Mozaik Delapan

//Runtuh//



Tidak semuanya selalu akan berjalan baik-baik saja. Aku tahu, pada akhirnya akan seperti ini. Aleya, aku menjadi satu-satunya orang yang di permainkan Hasa.

Saat ini emosi Aleya begitu kacau balau. Jika sudah begini, aku yakin bahwa Aleya sudah menumpuk banyak emosi sebelumnya. 

"Hei, Kuro. does death feel better?" gumam Aleya, mata kosongnya berkaca kaca menatapku. Aku selalu benci sisi Lea yang seperti ini, dia bahkan tak menghargai kehidupannya sendiri. 

"Kau tau, aku paling benci kalau kau bertanya begitu"

"hahaha,  sayangnya aku lebih benci lagi pada diriku sendiri"
Lea tertawa sarkastik, padahal dia sedang menangis. Ekspresi yang menyebalkan. 

Seandainya saja Hasa tak berulah, mungkin Lea tak akan begini lagi.
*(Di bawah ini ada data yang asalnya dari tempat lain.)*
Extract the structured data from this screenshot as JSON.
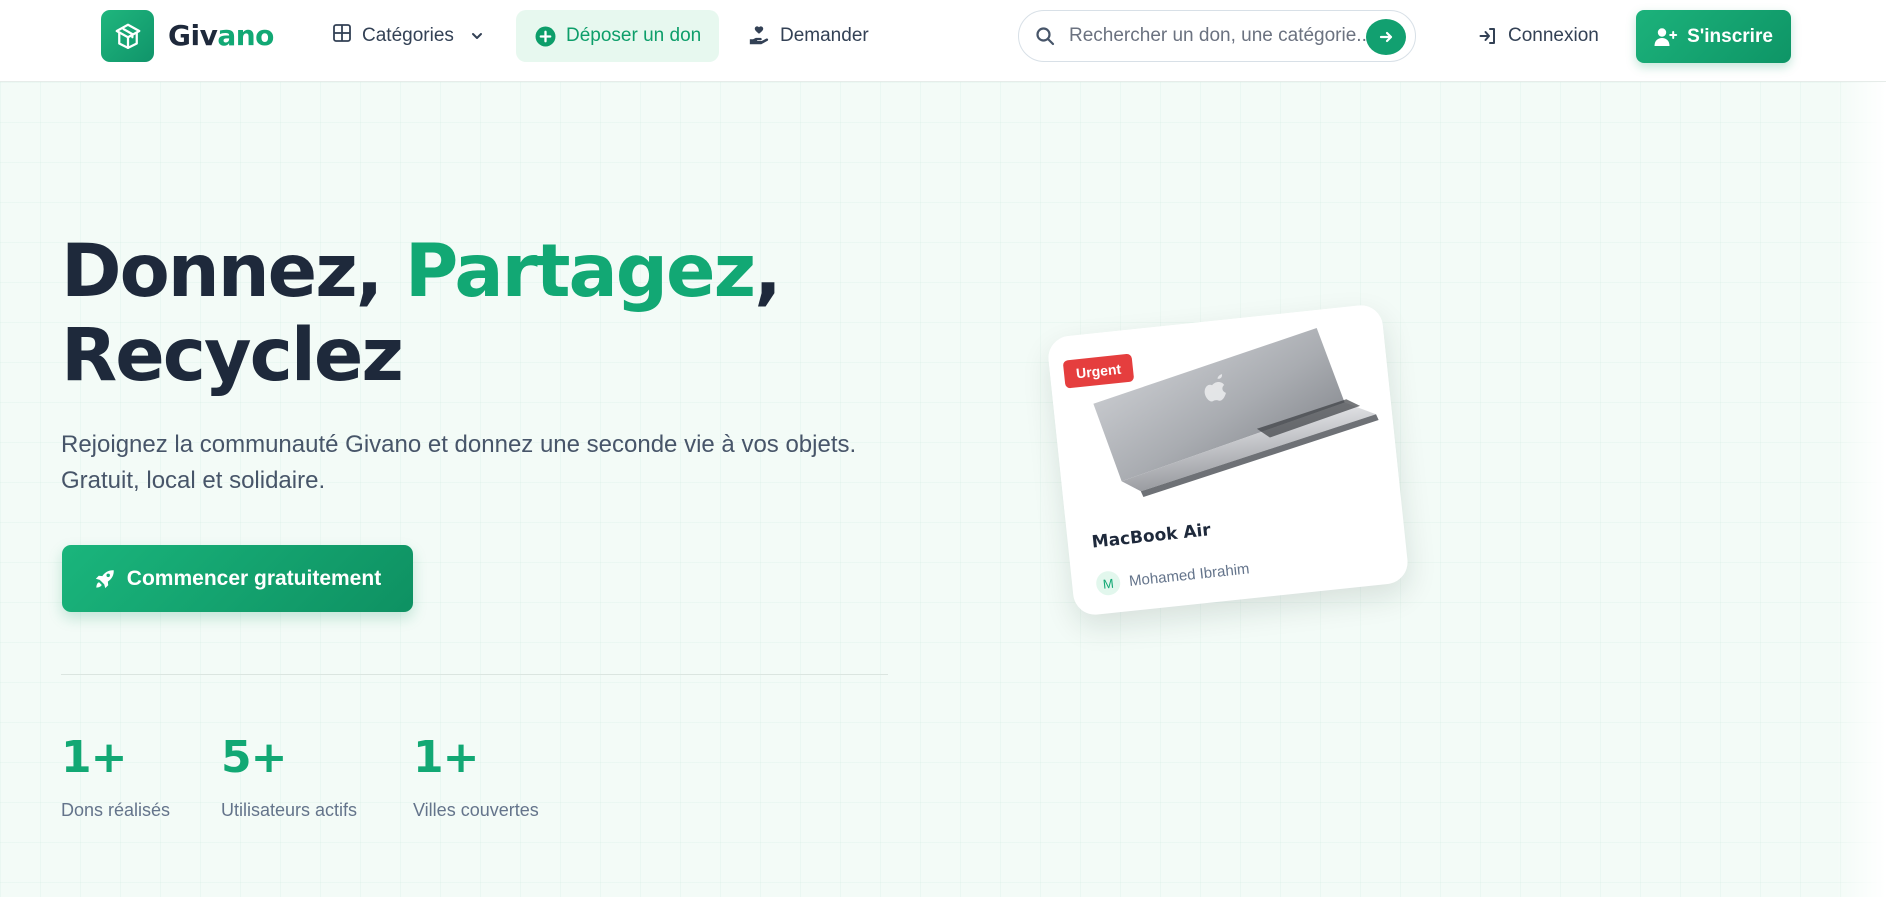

Sumpah! Kurasa kesalahan besar aku mendekatkan Lea pada Hasa. Aku tak memperhitungkan nya dengan cermat, kalau Hasa, jauh lebih cerdik dan picik dariku.

"hubungi Tana" perintahku pada Lea.

"dia sibuk" Lea bangkit dari posisinya, mencoba kembali mengerjakan pekerjaannya. Ini akan jadi hal yang buruk kalau Lea mengabaikan kemarahannya lagi.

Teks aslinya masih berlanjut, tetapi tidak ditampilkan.